Creating a model dataset from multiple datasets with different columns

advertisements

Currently, I have several sets of business unit data that I'd like to put into a standard template format. Some business unit data contains columns that others don't. I would like to check if certain columns exist and then to create them if they don't. I understand that techniques to achieve similar functionality have been discussed earlier, here and here. However, I was wondering if a better method exists.

My current code is:

data Source_Data4;
set Interm.Source_Data3;
if 0 then do;
    a="";
    b="";
end;
run;


If you have multiple datasets with different columns that you want to use a template for, an excellent way to do this is something like this:

data want;
if 0 then set template;
set have2;
run;

This is far easier to code than a bunch of retain/length statements. It accomplishes the identical results as the retain solution (it defines the PDV), with one exception; it will define lengths and formats of variables based on template (while retain does not affect length or format).

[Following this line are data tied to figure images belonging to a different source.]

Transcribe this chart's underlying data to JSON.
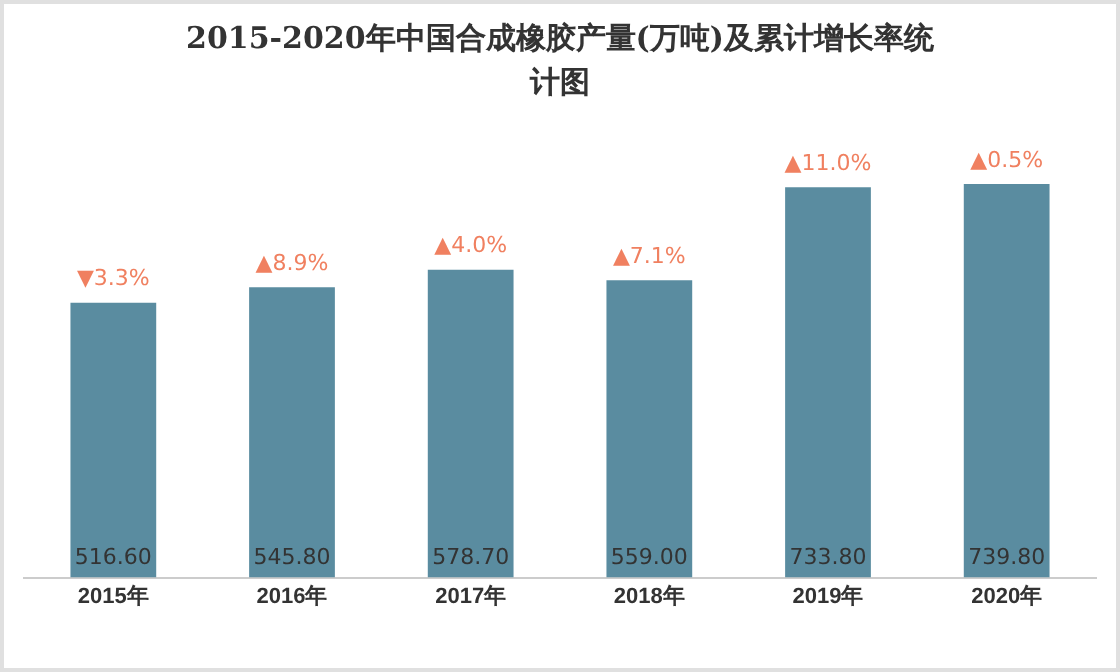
{
  "chart_data": {
    "type": "bar",
    "title": "2015-2020年中国合成橡胶产量(万吨)及累计增长率统计图",
    "categories": [
      "2015年",
      "2016年",
      "2017年",
      "2018年",
      "2019年",
      "2020年"
    ],
    "values": [
      516.6,
      545.8,
      578.7,
      559.0,
      733.8,
      739.8
    ],
    "value_labels": [
      "516.60",
      "545.80",
      "578.70",
      "559.00",
      "733.80",
      "739.80"
    ],
    "color": "#5a8ca0",
    "tick_labels": "x",
    "annotations": [
      {
        "text": "▼3.3%",
        "x": "2015年",
        "y": 516.6
      },
      {
        "text": "▲8.9%",
        "x": "2016年",
        "y": 545.8
      },
      {
        "text": "▲4.0%",
        "x": "2017年",
        "y": 578.7
      },
      {
        "text": "▲7.1%",
        "x": "2018年",
        "y": 559.0
      },
      {
        "text": "▲11.0%",
        "x": "2019年",
        "y": 733.8
      },
      {
        "text": "▲0.5%",
        "x": "2020年",
        "y": 739.8
      }
    ],
    "grid": false,
    "legend": false
  }
}
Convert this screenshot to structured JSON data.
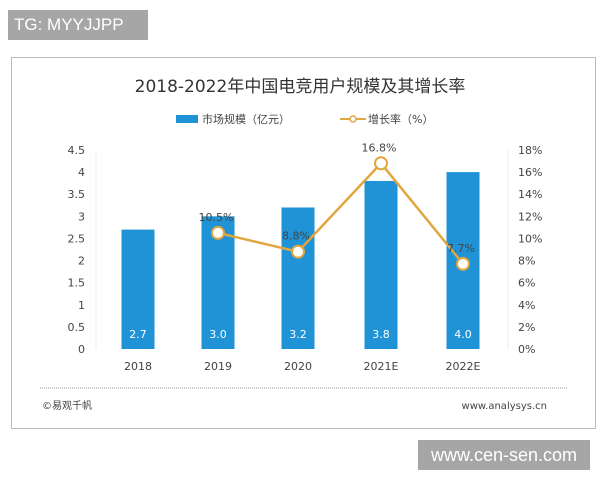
{
  "badges": {
    "top_left": "TG: MYYJJPP",
    "bottom_right": "www.cen-sen.com"
  },
  "footer": {
    "source": "©易观千帆",
    "url": "www.analysys.cn"
  },
  "chart_data": {
    "type": "bar+line",
    "title": "2018-2022年中国电竞用户规模及其增长率",
    "categories": [
      "2018",
      "2019",
      "2020",
      "2021E",
      "2022E"
    ],
    "series": [
      {
        "name": "市场规模（亿元）",
        "type": "bar",
        "axis": "left",
        "values": [
          2.7,
          3.0,
          3.2,
          3.8,
          4.0
        ],
        "labels": [
          "2.7",
          "3.0",
          "3.2",
          "3.8",
          "4.0"
        ],
        "color": "#1f93d5"
      },
      {
        "name": "增长率（%）",
        "type": "line",
        "axis": "right",
        "values": [
          null,
          10.5,
          8.8,
          16.8,
          7.7
        ],
        "labels": [
          "",
          "10.5%",
          "8.8%",
          "16.8%",
          "7.7%"
        ],
        "color": "#e0a640"
      }
    ],
    "y_left": {
      "range": [
        0,
        4.5
      ],
      "ticks": [
        "0",
        "0.5",
        "1",
        "1.5",
        "2",
        "2.5",
        "3",
        "3.5",
        "4",
        "4.5"
      ]
    },
    "y_right": {
      "range": [
        0,
        18
      ],
      "ticks": [
        "0%",
        "2%",
        "4%",
        "6%",
        "8%",
        "10%",
        "12%",
        "14%",
        "16%",
        "18%"
      ]
    },
    "legend": "top-center",
    "grid": false
  }
}
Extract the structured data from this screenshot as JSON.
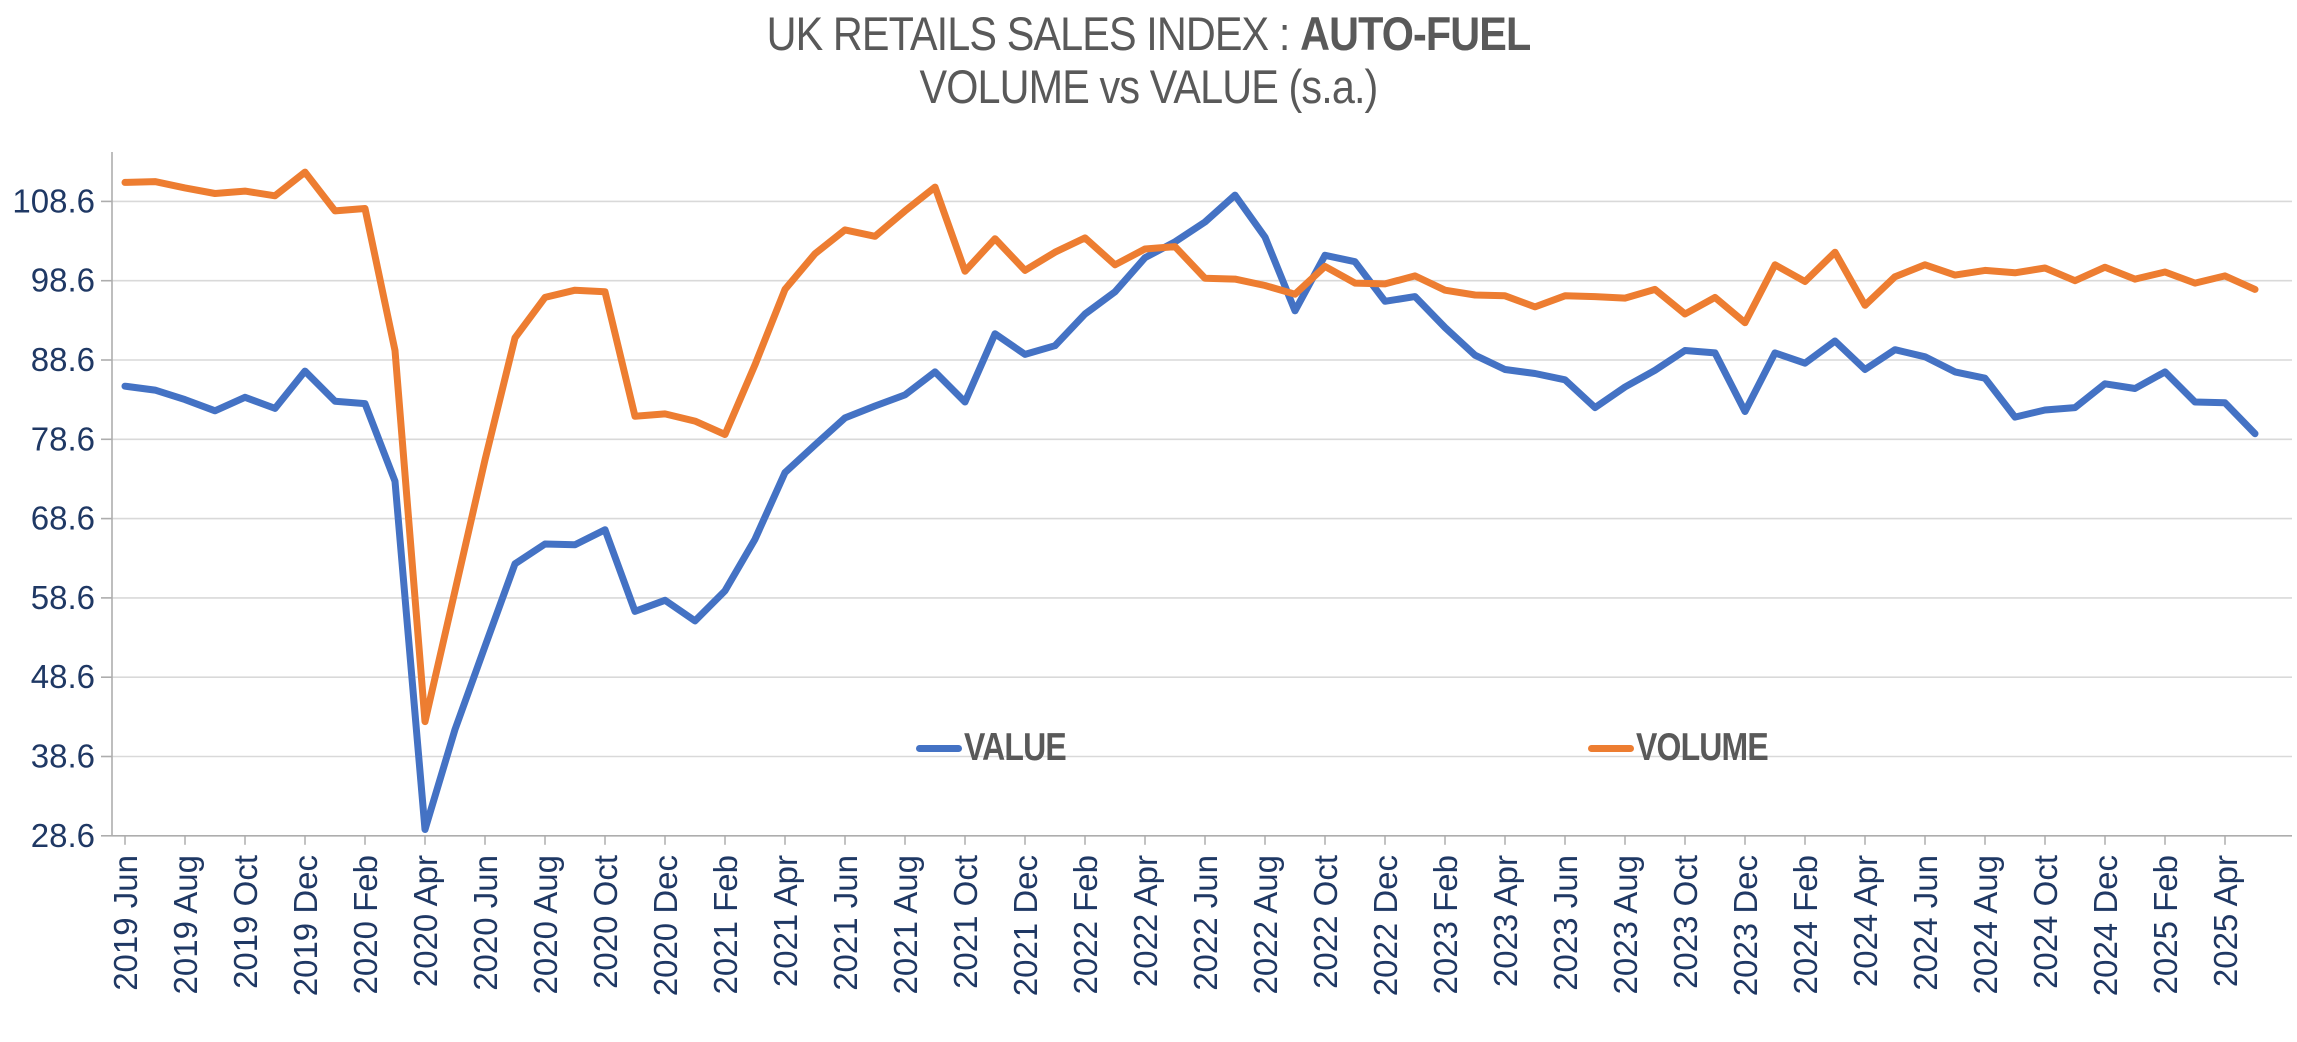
{
  "title": {
    "line1_normal": "UK RETAILS SALES INDEX : ",
    "line1_bold": "AUTO-FUEL",
    "line2": "VOLUME vs VALUE (s.a.)"
  },
  "legend": {
    "items": [
      {
        "label": "VALUE",
        "color": "#4472C4"
      },
      {
        "label": "VOLUME",
        "color": "#ED7D31"
      }
    ]
  },
  "colors": {
    "value_line": "#4472C4",
    "volume_line": "#ED7D31",
    "gridline": "#D9D9D9",
    "axis_line": "#ADADAD",
    "axis_label_text": "#1F3864",
    "title_text": "#595959"
  },
  "chart_data": {
    "type": "line",
    "title": "UK RETAILS SALES INDEX : AUTO-FUEL",
    "subtitle": "VOLUME vs VALUE (s.a.)",
    "grid": "horizontal",
    "legend_position": "inside-bottom",
    "x_frequency": "monthly",
    "x_first_point": "2019 Jun",
    "x_last_point": "2025 May",
    "x_tick_every_n_points": 2,
    "x_tick_labels": [
      "2019 Jun",
      "2019 Aug",
      "2019 Oct",
      "2019 Dec",
      "2020 Feb",
      "2020 Apr",
      "2020 Jun",
      "2020 Aug",
      "2020 Oct",
      "2020 Dec",
      "2021 Feb",
      "2021 Apr",
      "2021 Jun",
      "2021 Aug",
      "2021 Oct",
      "2021 Dec",
      "2022 Feb",
      "2022 Apr",
      "2022 Jun",
      "2022 Aug",
      "2022 Oct",
      "2022 Dec",
      "2023 Feb",
      "2023 Apr",
      "2023 Jun",
      "2023 Aug",
      "2023 Oct",
      "2023 Dec",
      "2024 Feb",
      "2024 Apr",
      "2024 Jun",
      "2024 Aug",
      "2024 Oct",
      "2024 Dec",
      "2025 Feb",
      "2025 Apr"
    ],
    "y_ticks": [
      108.6,
      98.6,
      88.6,
      78.6,
      68.6,
      58.6,
      48.6,
      38.6,
      28.6
    ],
    "ylim": [
      28.6,
      114.8
    ],
    "series": [
      {
        "name": "VALUE",
        "color": "#4472C4",
        "values": [
          85.3,
          84.8,
          83.6,
          82.2,
          83.9,
          82.5,
          87.2,
          83.4,
          83.1,
          73.3,
          29.4,
          42.0,
          52.5,
          62.9,
          65.4,
          65.3,
          67.2,
          56.9,
          58.3,
          55.7,
          59.5,
          66.0,
          74.4,
          77.9,
          81.3,
          82.8,
          84.2,
          87.1,
          83.3,
          91.9,
          89.3,
          90.4,
          94.4,
          97.2,
          101.5,
          103.5,
          106.0,
          109.4,
          104.1,
          94.8,
          101.8,
          101.0,
          96.0,
          96.6,
          92.7,
          89.2,
          87.4,
          86.9,
          86.1,
          82.6,
          85.2,
          87.3,
          89.8,
          89.5,
          82.1,
          89.5,
          88.2,
          91.0,
          87.4,
          89.9,
          89.0,
          87.1,
          86.3,
          81.4,
          82.3,
          82.6,
          85.6,
          85.0,
          87.1,
          83.3,
          83.2,
          79.3
        ]
      },
      {
        "name": "VOLUME",
        "color": "#ED7D31",
        "values": [
          111.0,
          111.1,
          110.3,
          109.6,
          109.9,
          109.3,
          112.3,
          107.4,
          107.7,
          89.8,
          43.0,
          59.5,
          76.0,
          91.4,
          96.5,
          97.4,
          97.2,
          81.5,
          81.8,
          80.9,
          79.2,
          88.0,
          97.5,
          102.0,
          105.0,
          104.2,
          107.4,
          110.4,
          99.8,
          103.9,
          99.9,
          102.2,
          104.0,
          100.6,
          102.6,
          102.9,
          98.9,
          98.8,
          98.0,
          96.9,
          100.4,
          98.3,
          98.2,
          99.2,
          97.4,
          96.8,
          96.7,
          95.3,
          96.7,
          96.6,
          96.4,
          97.5,
          94.4,
          96.5,
          93.3,
          100.6,
          98.5,
          102.2,
          95.5,
          99.1,
          100.6,
          99.3,
          99.9,
          99.6,
          100.2,
          98.6,
          100.3,
          98.8,
          99.7,
          98.3,
          99.2,
          97.5
        ]
      }
    ]
  }
}
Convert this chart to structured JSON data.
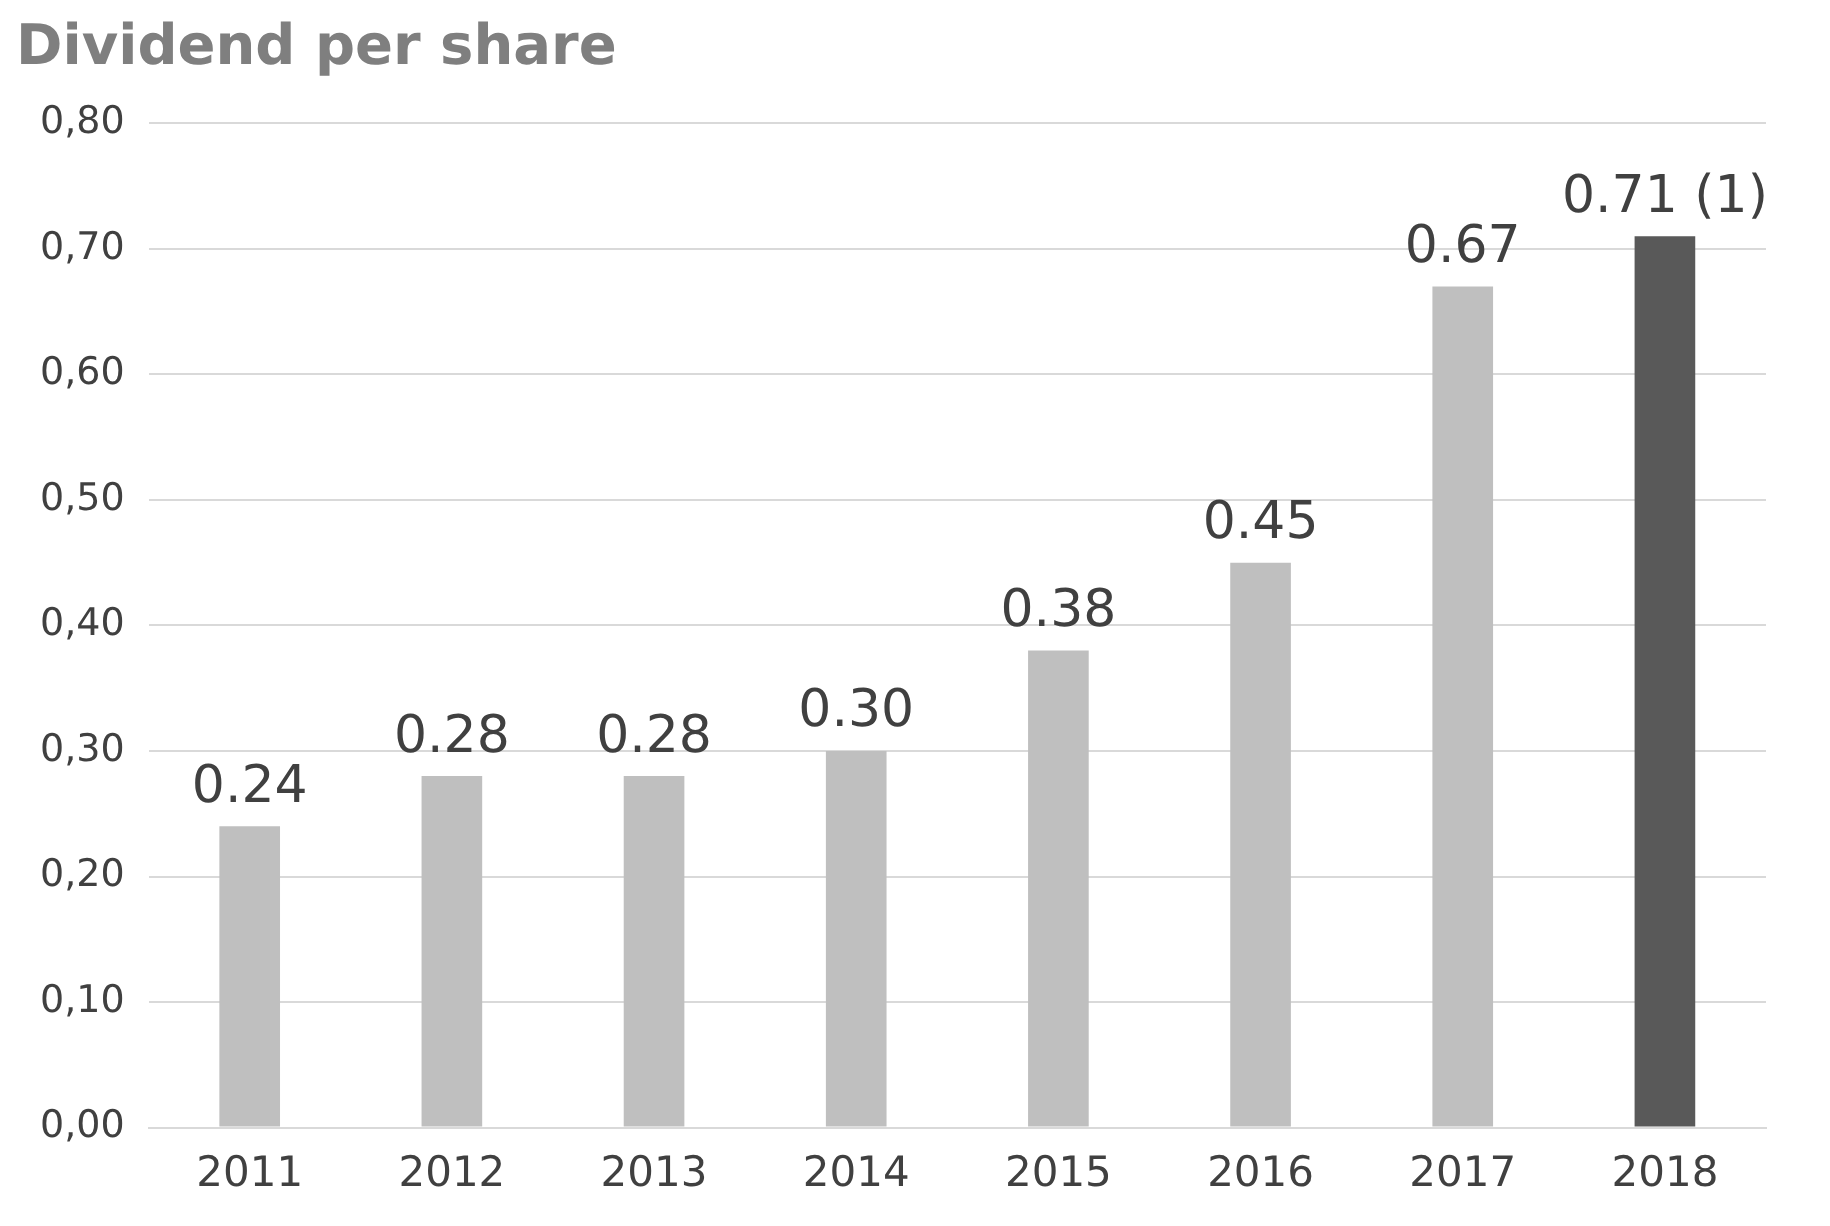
{
  "chart_data": {
    "type": "bar",
    "title": "Dividend per share",
    "categories": [
      "2011",
      "2012",
      "2013",
      "2014",
      "2015",
      "2016",
      "2017",
      "2018"
    ],
    "values": [
      0.24,
      0.28,
      0.28,
      0.3,
      0.38,
      0.45,
      0.67,
      0.71
    ],
    "colors": [
      "#bfbfbf",
      "#bfbfbf",
      "#bfbfbf",
      "#bfbfbf",
      "#bfbfbf",
      "#bfbfbf",
      "#bfbfbf",
      "#595959"
    ],
    "value_labels": [
      "0.24",
      "0.28",
      "0.28",
      "0.30",
      "0.38",
      "0.45",
      "0.67",
      "0.71 (1)"
    ],
    "ylim": [
      0,
      0.8
    ],
    "yticks": [
      {
        "value": 0,
        "label": "0,00"
      },
      {
        "value": 0.1,
        "label": "0,10"
      },
      {
        "value": 0.2,
        "label": "0,20"
      },
      {
        "value": 0.3,
        "label": "0,30"
      },
      {
        "value": 0.4,
        "label": "0,40"
      },
      {
        "value": 0.5,
        "label": "0,50"
      },
      {
        "value": 0.6,
        "label": "0,60"
      },
      {
        "value": 0.7,
        "label": "0,70"
      },
      {
        "value": 0.8,
        "label": "0,80"
      }
    ],
    "grid": "y",
    "legend": false
  }
}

This may be desirable or may not be, depending on your use case. It is very helpful when combining multiple datasets, as it provides a single point at which length/format differences can be tested for; once this step occurs, you can be confident that your various datasets are all identical in variable length/format.

Creating this dataset can be done a number of ways. One simple way is:

data template;
if 0 then set have;
if 0 then set have2;
stop;
run;

That will create a blank dataset with have1 order followed by any new variables from have2. If that's not desired, you may want to add a RETAIN statement prior to the if 0's that draws from a data dictionary.